“Build a Kanban board with drag-and-drop” is a frequent frontend interview question because it tests gesture handling, accessibility, layout stability, and state synchronization — all in one component. The 2026 ecosystem has good options; the interview tests whether you know which one and why.
Functional requirements
- Multiple columns with cards
- Drag cards between columns
- Drag cards within a column to reorder
- Optional: drag entire columns to reorder
- Smooth animation
- Keyboard accessible
- Persists order to backend
The library question
HTML5 Drag and Drop API
Native, built-in. The original API. Pros: no dependencies. Cons: terrible UX (no smooth animations, mobile support is broken, accessibility is a nightmare).
Almost never the right choice for production.
react-dnd
Mature but heavy. Based on HTML5 DnD with abstractions. Showing its age.
dnd-kit
The modern default. Pros: lightweight, accessible, mobile-friendly, sortable presets. Cons: slightly more setup than higher-level alternatives.
Pragmatic Drag and Drop (Atlassian)
2024 release from Atlassian — focuses on small bundle, performance, accessibility. Used in Jira and Confluence rewrites. Strong choice for new projects.
For interview answers in 2026: dnd-kit or Pragmatic.
State architecture
Local state for the live drag (position, hover target, dragging element). Persistent state for the column / card layout.
On drop:
- Optimistically update local state
- Call API to persist new order
- If API fails, revert state and show error
Reordering algorithm
Two approaches:
- Index-based: each card has an integer index. Insert and re-number affected cards. Simple but every reorder writes O(n) records.
- Fractional indexing: each card has a fractional position. Insert with a new fraction between neighbors. O(1) writes per reorder. Used by Linear, Notion, Figma.

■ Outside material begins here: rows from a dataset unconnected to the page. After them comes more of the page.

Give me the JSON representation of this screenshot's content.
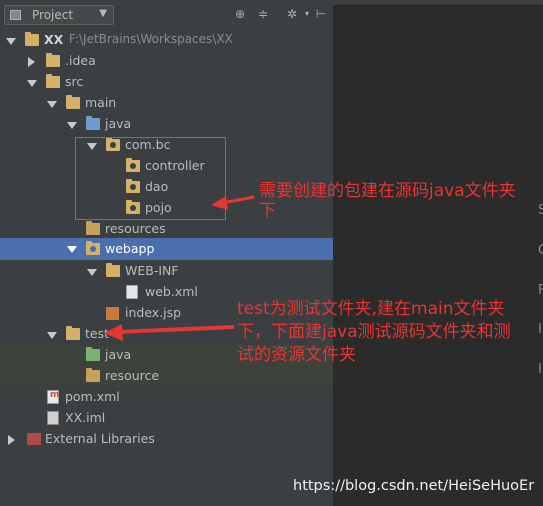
{
  "header": {
    "project_label": "Project",
    "tools": [
      "target-icon",
      "collapse-icon",
      "gear-icon",
      "hide-icon"
    ]
  },
  "tree": {
    "root": {
      "name": "XX",
      "path": "F:\\JetBrains\\Workspaces\\XX"
    },
    "idea": ".idea",
    "src": "src",
    "main": "main",
    "java": "java",
    "com_bc": "com.bc",
    "controller": "controller",
    "dao": "dao",
    "pojo": "pojo",
    "resources": "resources",
    "webapp": "webapp",
    "webinf": "WEB-INF",
    "webxml": "web.xml",
    "indexjsp": "index.jsp",
    "test": "test",
    "test_java": "java",
    "test_resource": "resource",
    "pom": "pom.xml",
    "iml": "XX.iml",
    "libs": "External Libraries"
  },
  "editor_gutter": [
    "S",
    "C",
    "F",
    "I",
    "I"
  ],
  "annotations": {
    "note1_line1": "需要创建的包建在源码java文件夹",
    "note1_line2": "下",
    "note2_line1": "test为测试文件夹,建在main文件夹",
    "note2_line2": "下，下面建java测试源码文件夹和测",
    "note2_line3": "试的资源文件夹"
  },
  "watermark": "https://blog.csdn.net/HeiSeHuoEr",
  "colors": {
    "selection": "#4b6eaf",
    "annotation": "#e63535",
    "panel": "#3c3f41",
    "editor": "#2b2b2b"
  }
}
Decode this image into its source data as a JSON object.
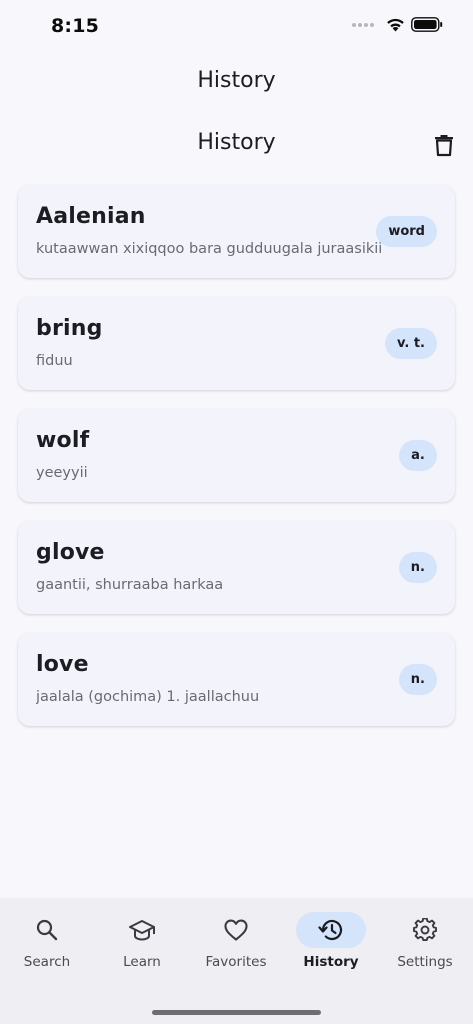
{
  "status_bar": {
    "time": "8:15"
  },
  "app_bar": {
    "title": "History"
  },
  "section": {
    "title": "History",
    "clear_icon": "trash-icon"
  },
  "history": [
    {
      "word": "Aalenian",
      "meaning": "kutaawwan xixiqqoo bara gudduugala juraasikii",
      "pos": "word"
    },
    {
      "word": "bring",
      "meaning": "fiduu",
      "pos": "v. t."
    },
    {
      "word": "wolf",
      "meaning": "yeeyyii",
      "pos": "a."
    },
    {
      "word": "glove",
      "meaning": "gaantii, shurraaba harkaa",
      "pos": "n."
    },
    {
      "word": "love",
      "meaning": "jaalala (gochima)  1.  jaallachuu",
      "pos": "n."
    }
  ],
  "nav": {
    "search": "Search",
    "learn": "Learn",
    "favorites": "Favorites",
    "history": "History",
    "settings": "Settings",
    "active": "history"
  },
  "colors": {
    "accent_bg": "#d3e4fb",
    "background": "#f8f8fc",
    "card": "#f3f4fb",
    "nav_bg": "#eeeef3"
  }
}
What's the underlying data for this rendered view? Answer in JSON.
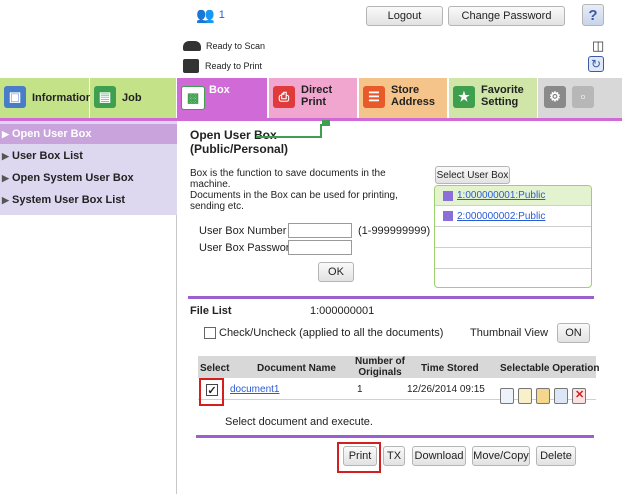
{
  "header": {
    "user_count": "1",
    "logout_label": "Logout",
    "change_password_label": "Change Password",
    "help_label": "?",
    "scan_status": "Ready to Scan",
    "print_status": "Ready to Print"
  },
  "tabs": {
    "information": "Information",
    "job": "Job",
    "box": "Box",
    "direct_print": "Direct Print",
    "store_address": "Store\nAddress",
    "favorite_setting": "Favorite\nSetting"
  },
  "sidebar": {
    "items": [
      {
        "label": "Open User Box"
      },
      {
        "label": "User Box List"
      },
      {
        "label": "Open System User Box"
      },
      {
        "label": "System User Box List"
      }
    ]
  },
  "main": {
    "title": "Open User Box\n(Public/Personal)",
    "desc1": "Box is the function to save documents in the machine.",
    "desc2": "Documents in the Box can be used for printing, sending etc.",
    "box_number_label": "User Box Number",
    "box_number_range": "(1-999999999)",
    "box_password_label": "User Box Password",
    "ok_label": "OK",
    "select_user_box_label": "Select User Box",
    "user_boxes": [
      "1:000000001:Public",
      "2:000000002:Public"
    ]
  },
  "file_list": {
    "label": "File List",
    "box_id": "1:000000001",
    "check_all_label": "Check/Uncheck (applied to all the documents)",
    "thumbnail_label": "Thumbnail View",
    "thumbnail_toggle": "ON",
    "columns": [
      "Select",
      "Document Name",
      "Number of Originals",
      "Time Stored",
      "Selectable Operation"
    ],
    "rows": [
      {
        "name": "document1",
        "originals": "1",
        "time": "12/26/2014 09:15",
        "checked": true
      }
    ],
    "hint": "Select document and execute."
  },
  "actions": {
    "print": "Print",
    "tx": "TX",
    "download": "Download",
    "move_copy": "Move/Copy",
    "delete": "Delete"
  },
  "colors": {
    "sidebar_active": "#c9a4dc",
    "sidebar_bg": "#ddd8f0",
    "box_tab_bg": "#cf6ad6",
    "info_tab_bg": "#c4e287",
    "divider_purple": "#9c5fcf",
    "highlight_red": "#d21f1f"
  }
}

For interview, mention fractional indexing as the production-quality answer.
Animation
Smooth transitions when cards reorder make the UI feel polished. dnd-kit and Pragmatic both have built-in animations. Use them; don’t hand-roll.
Keyboard accessibility
Drag-and-drop is hostile to keyboard users by default. Modern libraries provide keyboard equivalents:
- Tab to focus a card
- Space or Enter to “pick up”
- Arrow keys to move
- Space or Enter again to drop
- Escape to cancel
Announce changes via aria-live.
Mobile / touch
HTML5 DnD has poor touch support. Modern libraries handle touch via PointerEvents — same gesture works on mobile.
Long-press to start drag (avoid accidental drags from scrolling).
Performance with many cards
For boards with hundreds of cards, virtualize columns. dnd-kit + react-window can compose, though it requires care to avoid drag handlers conflicting with virtualization.
Multi-user collaboration
If multiple users are editing the board simultaneously, conflicts arise. Solutions:
- Server is source of truth
- WebSocket pushes other users’ changes
- Last-write-wins per card position
- For finer collaboration (live cursors, presence), see frontend system design for collaborative cursors
Common mistakes
- Using HTML5 DnD without realizing how broken mobile support is
- No accessibility (keyboard, screen reader)
- Re-rendering all cards on every drag move (jank)
- Not persisting order; refresh resets the board
Frequently Asked Questions
Should I implement drag-and-drop from scratch?
For interview practice, yes — instructive. For production, no — use a library.
How do I handle a card being dragged off-screen?
Auto-scroll the container when the card is near the edge. Most libraries support this out of the box.
What if the user is using a screen reader?
Announce drag pickup, position changes, and drop via aria-live regions. Modern libraries handle the announcements.